La récession est finie… mais attention à l’euphorie

par Philippe d’Arvisenet, chef économiste de BNP Paribas

Après une nouvelle contraction, certes limitée du PIB au deuxième trimestre (-1% en rythme annualisé), un net rebond est attendu au troisième, avec un rythme de croissance qui pourrait atteindre les 3,5%. Tel est le message véhiculé par les indicateurs, tel l’ISM manufacturier. A 52,9 en août, ce dernier s’inscrit désormais au-dessus de la frontière des 50 qui sépare expansion et contraction.

La composante production s’est, pour sa part, élevée à 61,9 et la composante nouvelles commandes à 64,9. Cela indique clairement que le déstockage massif observé dans les derniers trimestres est arrivé à son terme et va cesser d’amputer la croissance. Le secteur de la construction résidentielle donne des signes de stabilisation, avec notamment une reprise des mises en chantier à partir, il est vrai, d’un très bas niveau.

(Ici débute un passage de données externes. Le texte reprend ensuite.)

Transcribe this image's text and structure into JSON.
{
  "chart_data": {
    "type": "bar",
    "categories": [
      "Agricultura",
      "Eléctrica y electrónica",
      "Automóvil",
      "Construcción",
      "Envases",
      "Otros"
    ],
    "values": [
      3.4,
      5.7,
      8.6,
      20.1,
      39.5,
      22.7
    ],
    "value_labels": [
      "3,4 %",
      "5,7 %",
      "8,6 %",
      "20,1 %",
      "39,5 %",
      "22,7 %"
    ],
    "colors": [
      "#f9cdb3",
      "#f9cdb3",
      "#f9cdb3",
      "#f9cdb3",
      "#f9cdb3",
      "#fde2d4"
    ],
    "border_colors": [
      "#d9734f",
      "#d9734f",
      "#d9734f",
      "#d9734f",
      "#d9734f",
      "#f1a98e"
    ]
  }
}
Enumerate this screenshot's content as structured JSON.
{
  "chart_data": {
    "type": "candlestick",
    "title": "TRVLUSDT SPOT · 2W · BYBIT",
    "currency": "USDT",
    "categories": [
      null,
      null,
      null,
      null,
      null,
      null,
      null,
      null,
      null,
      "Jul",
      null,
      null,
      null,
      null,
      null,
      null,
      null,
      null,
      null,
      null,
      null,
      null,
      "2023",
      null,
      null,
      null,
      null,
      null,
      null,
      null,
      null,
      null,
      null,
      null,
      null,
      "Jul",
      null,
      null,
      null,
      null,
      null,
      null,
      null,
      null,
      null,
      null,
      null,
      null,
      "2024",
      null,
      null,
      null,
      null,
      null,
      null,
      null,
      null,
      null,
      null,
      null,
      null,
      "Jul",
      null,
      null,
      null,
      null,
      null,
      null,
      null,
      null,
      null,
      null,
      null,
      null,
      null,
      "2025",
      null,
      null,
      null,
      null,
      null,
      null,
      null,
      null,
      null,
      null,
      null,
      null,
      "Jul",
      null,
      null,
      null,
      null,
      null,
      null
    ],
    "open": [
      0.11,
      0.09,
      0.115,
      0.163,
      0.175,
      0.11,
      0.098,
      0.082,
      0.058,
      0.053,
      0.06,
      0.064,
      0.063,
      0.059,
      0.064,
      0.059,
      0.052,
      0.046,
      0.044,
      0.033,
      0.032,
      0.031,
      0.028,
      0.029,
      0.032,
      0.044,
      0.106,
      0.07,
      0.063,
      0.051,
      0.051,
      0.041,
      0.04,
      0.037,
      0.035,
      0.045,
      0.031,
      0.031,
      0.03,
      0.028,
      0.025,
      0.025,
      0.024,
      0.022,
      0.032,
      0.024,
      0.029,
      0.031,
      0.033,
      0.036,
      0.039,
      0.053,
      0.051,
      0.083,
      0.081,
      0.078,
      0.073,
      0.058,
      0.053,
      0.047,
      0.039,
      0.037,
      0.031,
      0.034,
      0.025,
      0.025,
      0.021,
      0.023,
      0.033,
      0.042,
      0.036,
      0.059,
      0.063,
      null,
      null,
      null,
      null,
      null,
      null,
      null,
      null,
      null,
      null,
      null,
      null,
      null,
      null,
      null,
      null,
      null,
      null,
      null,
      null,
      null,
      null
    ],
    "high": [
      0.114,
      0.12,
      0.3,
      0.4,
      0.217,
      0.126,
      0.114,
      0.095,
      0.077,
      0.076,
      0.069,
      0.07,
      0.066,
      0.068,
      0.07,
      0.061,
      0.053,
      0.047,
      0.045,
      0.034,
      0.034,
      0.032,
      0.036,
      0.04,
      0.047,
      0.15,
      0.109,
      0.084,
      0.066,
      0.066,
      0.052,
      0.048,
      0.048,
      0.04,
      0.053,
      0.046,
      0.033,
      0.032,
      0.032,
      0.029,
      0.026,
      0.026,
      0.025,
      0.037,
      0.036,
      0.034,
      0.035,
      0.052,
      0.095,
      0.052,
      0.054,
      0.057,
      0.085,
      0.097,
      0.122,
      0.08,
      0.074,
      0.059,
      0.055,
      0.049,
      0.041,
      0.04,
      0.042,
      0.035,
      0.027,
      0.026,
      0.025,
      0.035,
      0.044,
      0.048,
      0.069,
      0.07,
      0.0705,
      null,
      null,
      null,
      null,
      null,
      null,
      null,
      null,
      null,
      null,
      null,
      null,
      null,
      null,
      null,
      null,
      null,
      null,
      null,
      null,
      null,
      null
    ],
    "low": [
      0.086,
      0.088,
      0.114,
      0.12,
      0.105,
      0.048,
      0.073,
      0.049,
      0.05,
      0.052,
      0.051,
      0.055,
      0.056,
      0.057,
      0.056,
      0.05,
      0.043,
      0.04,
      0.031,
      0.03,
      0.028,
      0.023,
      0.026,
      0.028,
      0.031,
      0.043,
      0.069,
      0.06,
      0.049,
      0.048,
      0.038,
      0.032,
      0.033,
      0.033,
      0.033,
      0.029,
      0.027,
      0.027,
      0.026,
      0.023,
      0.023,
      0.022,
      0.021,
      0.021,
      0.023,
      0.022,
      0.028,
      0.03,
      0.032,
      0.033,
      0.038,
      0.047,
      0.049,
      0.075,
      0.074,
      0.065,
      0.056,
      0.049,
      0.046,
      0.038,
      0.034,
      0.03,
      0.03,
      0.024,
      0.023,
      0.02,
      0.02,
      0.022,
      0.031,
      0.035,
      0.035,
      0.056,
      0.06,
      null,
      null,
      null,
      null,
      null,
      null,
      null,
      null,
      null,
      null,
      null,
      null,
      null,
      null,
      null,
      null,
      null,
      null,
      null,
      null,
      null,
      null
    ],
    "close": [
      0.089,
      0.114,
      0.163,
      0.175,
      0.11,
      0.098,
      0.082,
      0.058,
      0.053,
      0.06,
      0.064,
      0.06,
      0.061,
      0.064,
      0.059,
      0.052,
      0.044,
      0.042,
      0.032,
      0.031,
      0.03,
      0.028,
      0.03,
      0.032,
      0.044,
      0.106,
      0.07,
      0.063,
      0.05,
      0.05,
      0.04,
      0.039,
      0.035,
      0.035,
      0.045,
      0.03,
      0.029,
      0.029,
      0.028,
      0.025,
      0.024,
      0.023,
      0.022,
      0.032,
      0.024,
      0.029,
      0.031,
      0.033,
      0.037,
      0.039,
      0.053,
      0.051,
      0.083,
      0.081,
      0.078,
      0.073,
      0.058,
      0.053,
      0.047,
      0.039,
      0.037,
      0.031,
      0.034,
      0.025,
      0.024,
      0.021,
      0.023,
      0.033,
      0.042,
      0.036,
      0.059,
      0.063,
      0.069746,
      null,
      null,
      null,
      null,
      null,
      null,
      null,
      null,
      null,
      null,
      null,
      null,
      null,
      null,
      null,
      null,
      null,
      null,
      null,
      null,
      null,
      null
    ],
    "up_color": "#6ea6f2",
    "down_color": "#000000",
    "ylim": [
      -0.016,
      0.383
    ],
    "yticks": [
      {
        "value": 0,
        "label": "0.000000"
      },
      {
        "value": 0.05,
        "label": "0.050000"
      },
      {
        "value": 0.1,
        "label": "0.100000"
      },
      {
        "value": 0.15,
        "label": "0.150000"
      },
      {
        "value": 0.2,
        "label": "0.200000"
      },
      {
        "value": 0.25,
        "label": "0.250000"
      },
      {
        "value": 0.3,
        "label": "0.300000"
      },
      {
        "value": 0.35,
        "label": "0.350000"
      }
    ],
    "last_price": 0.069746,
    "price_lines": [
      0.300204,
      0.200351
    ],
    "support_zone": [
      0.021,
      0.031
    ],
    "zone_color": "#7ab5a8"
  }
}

C’est la conséquence de la conjonction de la chute des prix, du bas niveau des taux et de la mise en œuvre de mesures de soutien en faveur des primo accédants. C’est là encore un élément qui pesait négativement sur l’activité qui disparaît. Le dispositif d’encouragement à la vente de véhicules neufs a contribué à un vif rebond des ventes au détail en août (+2,7%).

Après une embellie de quelques trimestres, plusieurs facteurs devraient conduire à un essoufflement de la croissance. D’abord, les effets de la politique budgétaire expansionniste s’atténueront progressivement dans le courant de l’an prochain (sauf à imaginer un nouveau plan de soutien conjoncturel), ensuite, la dégradation du marché du travail n’est pas achevée, l’emploi est une variable retardée du cycle, son évolution pèsera sur la formation des revenus. Il en ira de même des salaires appelés à poursuivre leur modération sous l’effet de la hausse du taux de chômage. Plus encore, le rebond de l’indice des prix à la consommation, consécutif à la disparition des effets de base favorables, liés à la chute des prix du pétrole observée au second semestre 2008, va comprimer le pouvoir d’achat des salaires réels. Il n’est pas étonnant qu’en dépit de son redressement récent (70,2 en septembre pour l’indice de confiance de l’Université du Michigan) la confiance des particuliers reste inscrite très en deçà de sa moyenne historique (86,7). Dans ces circonstances, et compte tenu du souci des ménages de corriger leur bilan marqué par un endettement excessif, on ne peut compter sur un recours accru au crédit pour alimenter les dépenses de consommation. Le niveau élevé des marges de capacité inutilisées n’est pas, pour sa part, de nature à faire revenir rapidement l’évolution de l’investissement en territoire positif.

Au total, après une baisse du PIB de 2,6% en 2009, l’accélération de l’activité ne devrait pas être suffisamment soutenue pour amener la croissance de 2010 (1,6%) au-dessus de son potentiel de longue période, contrairement à ce que l’on observait traditionnellement au sortir d’une récession.

Dans la zone euro, l’activité s’est stabilisée au deuxième trimestre (-0,1%), avec cependant de fortes disparités entre pays (+0,3% en France et en Allemagne mais -0,5% en Italie et -1,1% en Espagne). Les indicateurs conjoncturels, tel le PMI manufacturier (48,2 en août), se sont redressés et conduisent à attendre une amélioration au trimestre mais plus timidement qu’aux Etats-Unis, les ventes au détail restent très hésitantes (stables en juin, en recul de 0,1% en juillet), et la production industrielle n’a pas encore rebondi (-0,2 en juillet, -0,3 en août contre 1% et 0,8% aux Etats-Unis). En 2010, on retrouvera dans la zone euro nombre de facteurs déjà mentionnés pour les Etats-Unis, incidence moins marquée des plans de relance, baisse des salaires réels sous l’effet de la remontée des indices de prix, et poursuite de la détérioration du marché du travail à un rythme vraisemblablement plus marqué qu’aux Etats-Unis où l’ajustement des effectifs au cycle a été nettement plus rapide. L’emploi s’est contracté de 3,1% en glissement annuel au premier trimestre aux Etats-Unis contre -1,3% en zone euro. Alors qu’en dépit de la récession les Etats-Unis connaissent une évolution positive des gains de productivité (1% en glissement annuel au T1 et 1,8% au T2), ceux-ci affichaient un net retrait dans la zone euro (-3,6% au T1). Le rattrapage qui, en conséquence, est devant nous augure mal une stabilisation du taux de chômage avant 2010.

Au total, après une contraction du PIB de 3,8% cette année, la croissance attendue pour 2010 ne devrait pas dépasser 1%.